LIVERPOOL, England -- One step forward, two steps back. If Chelsea and Maurizio Sarri had felt the worst of a turbulent season was behind them, then the Blues' 2-0 loss to Everton was a sobering reminder that the toughest reckoning may yet be to come. Chelsea, who for a time seemed to have been cleansed by the experience of their Carabao Cup final defeat to Manchester City, have stalled again at the worst possible moment. A place in the top four now lies squarely out of their hands and, in the eyes of the club's hierarchy at least, the logic of retaining their head coach for next season will look increasingly spurious.

This was their game in hand over Arsenal, Manchester United and Tottenham, and an opportunity they should have grasped. Everton had not beaten a top-six side in the 26 months leading up to this rainswept afternoon on Merseyside; they had lost four of their last six games and, as Chelsea picked them apart for spells of a dominant first half, there was a clear sense it would only take a goal for the Goodison Park crowd to turn. But by the end the home fans were bouncing, their chants laced with particular schadenfreude towards returning old boy Ross Barkley, while Chelsea were left counting the cost of timeworn failings yet again.

"In the second half we didn't play," Sarri bemoaned afterwards. It is hardly the first occasion. At Wolves in December they were a goal up and comfortably in control; they then conceded twice and, for the first time, major doubts began to seep in. They were the better side for 45 minutes at Bournemouth the following month but, after conceding once, were blown away and lost 4-0. It is an issue Sarri has so far failed to correct, although identifying it has been rather simpler.

"The problem was mental," he said. "The situation is clear," he said. "It's impossible that it is a physical problem." It was a throwback to the 2-0 defeat at Arsenal on Jan. 19, after which Sarri complained his players were "extremely difficult to motivate" and that they had lost due to their "mental approach".

The concern, then, is that their recent improvement was merely a sticking plaster -- perhaps on the back of a natural reaction to the 6-0 embarrassment at Manchester City in the league and the drama around Kepa Arrizabalaga's non-substitution at Wembley. Sarri could hardly believe the difference between Chelsea's halves here. "We played probably [our] best 45 minutes of the season," he said of their performance in the first stanza. That may have been stretching it, but they should certainly have been ahead: Eden Hazard struck the post early on and was denied by Jordan Pickford, too, while Pedro and Gonzalo Higuain both squandered openings.
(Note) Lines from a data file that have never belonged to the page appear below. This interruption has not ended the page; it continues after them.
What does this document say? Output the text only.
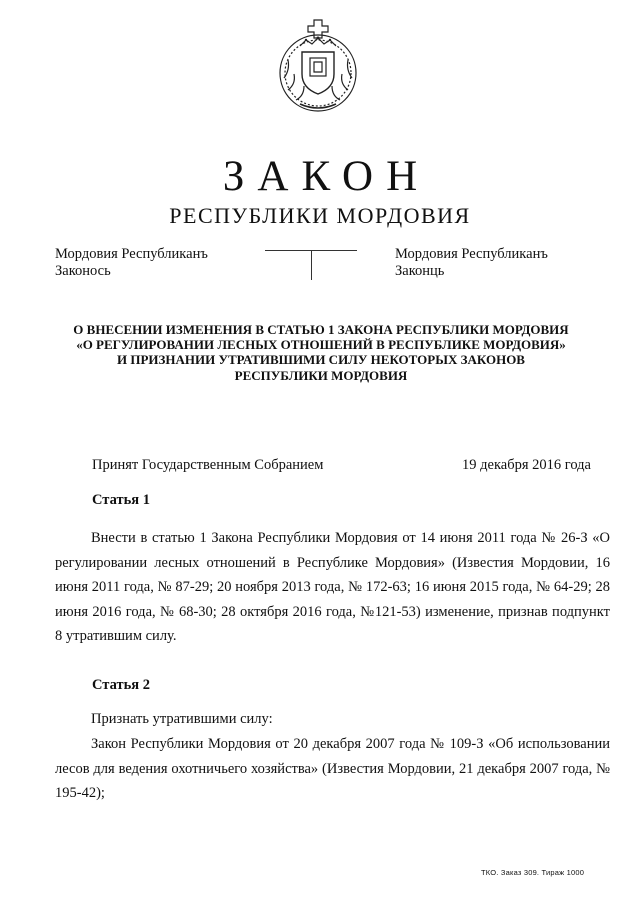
ЗАКОН
РЕСПУБЛИКИ МОРДОВИЯ
Мордовия Республиканъ
Законось
Мордовия Республиканъ
Законць
О ВНЕСЕНИИ ИЗМЕНЕНИЯ В СТАТЬЮ 1 ЗАКОНА РЕСПУБЛИКИ МОРДОВИЯ
«О РЕГУЛИРОВАНИИ ЛЕСНЫХ ОТНОШЕНИЙ В РЕСПУБЛИКЕ МОРДОВИЯ»
И ПРИЗНАНИИ УТРАТИВШИМИ СИЛУ НЕКОТОРЫХ ЗАКОНОВ
РЕСПУБЛИКИ МОРДОВИЯ
Принят Государственным Собранием	19 декабря 2016 года
Статья 1
Внести в статью 1 Закона Республики Мордовия от 14 июня 2011 года № 26-З «О регулировании лесных отношений в Республике Мордовия» (Известия Мордовии, 16 июня 2011 года, № 87-29; 20 ноября 2013 года, № 172-63; 16 июня 2015 года, № 64-29; 28 июня 2016 года, № 68-30; 28 октября 2016 года, №121-53) изменение, признав подпункт 8 утратившим силу.
Статья 2
Признать утратившими силу:
Закон Республики Мордовия от 20 декабря 2007 года № 109-З «Об использовании лесов для ведения охотничьего хозяйства» (Известия Мордовии, 21 декабря 2007 года, № 195-42);
ТКО. Заказ 309. Тираж 1000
It should have been enough to convince them they could turn up the heat against opponents clearly short on confidence: instead they could not handle Everton when they came out firing and ended up surrendering meekly to a Richarlison header. After that they failed to muster any kind of response before Gylfi Sigurdsson put the match beyond them by converting the rebound from his own saved penalty.

The resolve of old has long gone; Chelsea have, to coin the cliche, no bouncebackability anymore, and the manager's inability to cajole it back out may prove his undoing. "If we are able to play like the first half with consistency we are in another position in the table," Sarri said. "[But] you have to stay in the match if you are not able to score."

Finding someone to do that regularly continues to be an issue. Higuain was brought in to do that but has now found the net three times in his 10 appearances, with two of those goals coming against bottom club Huddersfield and the other against another relegation-bound side in Fulham. It was always asking a lot for him to adapt to Premier League football straightaway, but he struggled here and the fear is that Chelsea have a striker slightly past his prime. With Higuain also having a bout with a fever this week according to Sarri, a start for Oliver Giroud on the back of his hat trick against Dynamo Kyiv might have been a sounder decision.

These are the things that Sarri is not quite getting right and, as Hazard watched his attacking colleagues flounder, you wondered what was going through the Belgian's mind. Few would accuse Hazard of being mentally weak; it was he who, seven days previously, illuminated a lifeless collective performance with a last-gasp equaliser against Wolves. Five days after Zinedine Zidane's return to Real Madrid, a development that apparently strengthened his resolve to join the La Liga club, a desperate outcome like this will have done little to advertise the merits of staying.

In contrast to Sarri, the under-pressure Everton manager Marco Silva was able to reflect that he had overseen an unlikely turnaround. "The difference was too clear; I said to our players something simple: 'We have to do everything different if we want to win the game," he said of his half-time team talk. Everton were transformed; Sarri was left scratching his head and Chelsea, sitting on the shoulder of the top four rather than squarely among them, have some big questions to answer now.